Roswell Park scientists identify a potential new treatment target for pancreatic cancer

Scientists at Roswell Park Comprehensive Cancer Center have identified a potential new target for the treatment of pancreatic cancer. The study, published today in Cancer Cell, outlines the team's discovery of a fungus-activated pathway that fuels the production of a molecule present in cancerous cells in the pancreas, opening a possible new treatment avenue for patients with this devastating disease.

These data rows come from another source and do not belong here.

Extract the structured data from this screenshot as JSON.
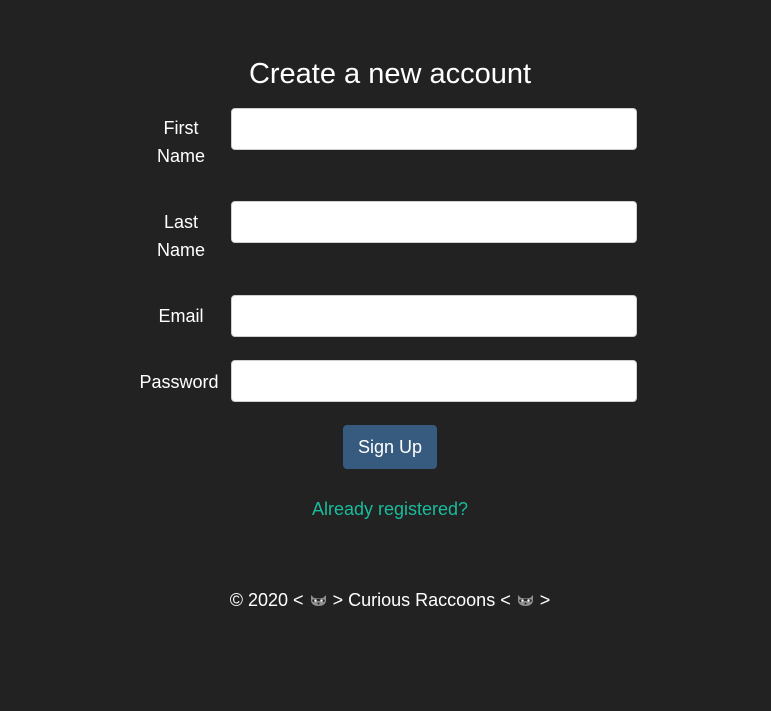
{
  "page": {
    "title": "Create a new account"
  },
  "form": {
    "fields": [
      {
        "label_line1": "First",
        "label_line2": "Name",
        "value": "",
        "placeholder": ""
      },
      {
        "label_line1": "Last",
        "label_line2": "Name",
        "value": "",
        "placeholder": ""
      },
      {
        "label": "Email",
        "value": "",
        "placeholder": ""
      },
      {
        "label": "Password",
        "value": "",
        "placeholder": ""
      }
    ],
    "submit_label": "Sign Up",
    "login_link": "Already registered?"
  },
  "footer": {
    "prefix": "© 2020 <",
    "middle": "> Curious Raccoons <",
    "suffix": ">",
    "icon": "raccoon-icon"
  },
  "colors": {
    "background": "#222222",
    "text": "#ffffff",
    "button": "#375a7f",
    "link": "#18bc9c"
  }
}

Pancreatic ductal adenocarcinoma (PDAC), which accounts for more than 90% of all types of pancreatic cancer, is an aggressive and largely incurable disease, with limited therapeutic options and a 5-year survival rate of about 12%. PDAC tumors are dominated by cells that suppress the immune response to cancer and fuel disease progression, and currently available chemotherapy drugs often cannot penetrate the dense stroma surrounding PDAC tumors, making PDAC highly aggressive and resistant to therapies.

Pancreatic ductal adenocarcinoma is projected to become the second deadliest cancer by 2030 because it is so difficult to treat. Most current therapies are palliative and cannot provide long-term survival, so there is an urgent need for new therapeutic targets."

Prasenjit Dey, PhD, Assistant Professor of Oncology, Department of Immunology at Roswell Park and senior author of the study

A hallmark of PDAC is mutation of the Kras gene, which initiates the formation of tumors and drives cancer progression. Using a preclinical model, Dr. Dey and colleagues discovered that in PDAC cells, a particular oncogenic mutation -; KrasG12D -; triggers the production and release of the protein interleukin-33 (IL-33), which in turn stimulates tumor growth. In a proof-of-concept study, the Roswell Park researchers confirmed that genetic removal of IL-33 decreased tumor burden and prolonged survival. Surprisingly, they also found that the IL-33 pathway driving tumor growth depends on fungi within the tumor microenvironment.

"A healthy pancreas is typically sterile, with the notable exception of pancreatitis," says Dr. Dey. "This is one of the first studies to show the presence of a fungus inside a tumor. Our work revealed an important connection between the fungal mycobiome and the secretion of IL-33 in tumors, which could change the way we treat PDAC."

In the new study, the team identifies two types of fungi, Malassezia and Alternaria, that can invade the pancreas from the duodenum, promoting tumor progression. In a preclinical model, antifungal treatment significantly decreased PDAC tumor progression.

"This cooperative interaction between fungi and cancer cells in the tumor identifies a potential therapeutic strategy for PDAC," says Dr. Dey. "Although the definitive link between fungal components and IL-33 secretion remains to be defined, our study suggests that antifungal treatment, combined with chemotherapy or immunotherapy to reduce or eliminate IL-33 in tumors, might be an effective treatment option for patients with this form of pancreatic cancer."

Dr. Dey and colleagues are currently investigating whether the combination of an antifungal agent and immune checkpoint inhibitor can improve antitumor immune responses and outcomes in patients with PDAC.